People who have been rescued and set free sometimes fear the responsibility of freedom. They want the old security of bondage. Bondage does not require faith. There were times when the Israelites wouldn’t follow God, but at least they would follow Moses. Are you a Moses or an Israelite? In other words, when it comes to walking by faith, are you a leader or a looker?

He rebuked the Red sea also, and it was dried up: so he led them through the depths, as through the wilderness. And he saved them from the hand of him that hated them, and redeemed them from the hand of the enemy. And the waters covered their enemies: there was not one of them left. Then believed they his words; they sang his praise. They soon forgat his works; they waited not for his counsel:

Psalm 106:9-13

Are you leading by faith or are you just a spectator of God’s miracles? Vance Havner used to say that, in Christian ministry, we are not running a show boat; we are running a life boat. If you have been in church long enough, you have probably heard some preacher somewhere say the trouble is that too many folks are singing “Standing on the Promises,” while in reality they are just sitting on the premises!

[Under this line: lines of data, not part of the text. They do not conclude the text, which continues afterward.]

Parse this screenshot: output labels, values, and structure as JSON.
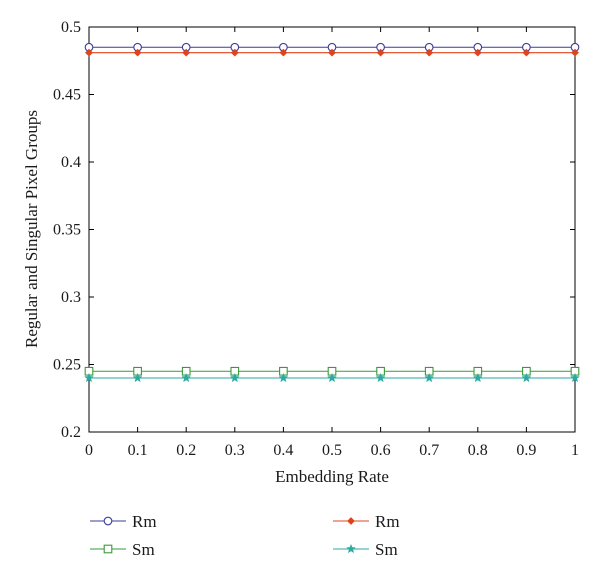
{
  "chart_data": {
    "type": "line",
    "xlabel": "Embedding Rate",
    "ylabel": "Regular and Singular Pixel Groups",
    "xlim": [
      0,
      1
    ],
    "ylim": [
      0.2,
      0.5
    ],
    "x": [
      0,
      0.1,
      0.2,
      0.3,
      0.4,
      0.5,
      0.6,
      0.7,
      0.8,
      0.9,
      1
    ],
    "x_ticks": [
      "0",
      "0.1",
      "0.2",
      "0.3",
      "0.4",
      "0.5",
      "0.6",
      "0.7",
      "0.8",
      "0.9",
      "1"
    ],
    "y_ticks": [
      "0.2",
      "0.25",
      "0.3",
      "0.35",
      "0.4",
      "0.45",
      "0.5"
    ],
    "y_tick_values": [
      0.2,
      0.25,
      0.3,
      0.35,
      0.4,
      0.45,
      0.5
    ],
    "grid": false,
    "legend_placement": "below",
    "series": [
      {
        "name": "Rm",
        "color": "#3b3b9e",
        "marker": "circle",
        "values": [
          0.485,
          0.485,
          0.485,
          0.485,
          0.485,
          0.485,
          0.485,
          0.485,
          0.485,
          0.485,
          0.485
        ]
      },
      {
        "name": "Sm",
        "color": "#3a9a3a",
        "marker": "square",
        "values": [
          0.245,
          0.245,
          0.245,
          0.245,
          0.245,
          0.245,
          0.245,
          0.245,
          0.245,
          0.245,
          0.245
        ]
      },
      {
        "name": "Rm",
        "color": "#e0441b",
        "marker": "diamond",
        "values": [
          0.481,
          0.481,
          0.481,
          0.481,
          0.481,
          0.481,
          0.481,
          0.481,
          0.481,
          0.481,
          0.481
        ]
      },
      {
        "name": "Sm",
        "color": "#2aaaa0",
        "marker": "star",
        "values": [
          0.24,
          0.24,
          0.24,
          0.24,
          0.24,
          0.24,
          0.24,
          0.24,
          0.24,
          0.24,
          0.24
        ]
      }
    ]
  }
}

We have developed into a generation of onlookers and spectators. You go into a department store, and when the clerk comes up and asks, “What do you want?” you say, “Just looking.” In the same way, all over our nation, there are television viewers sitting there in their living rooms “just looking.” There are children sitting in front of the internet “just looking.” People come to church, and someone asks them, “Did you come here to do business with God?” If many of these people were to tell the truth, they’d say, “No thank you, just looking!”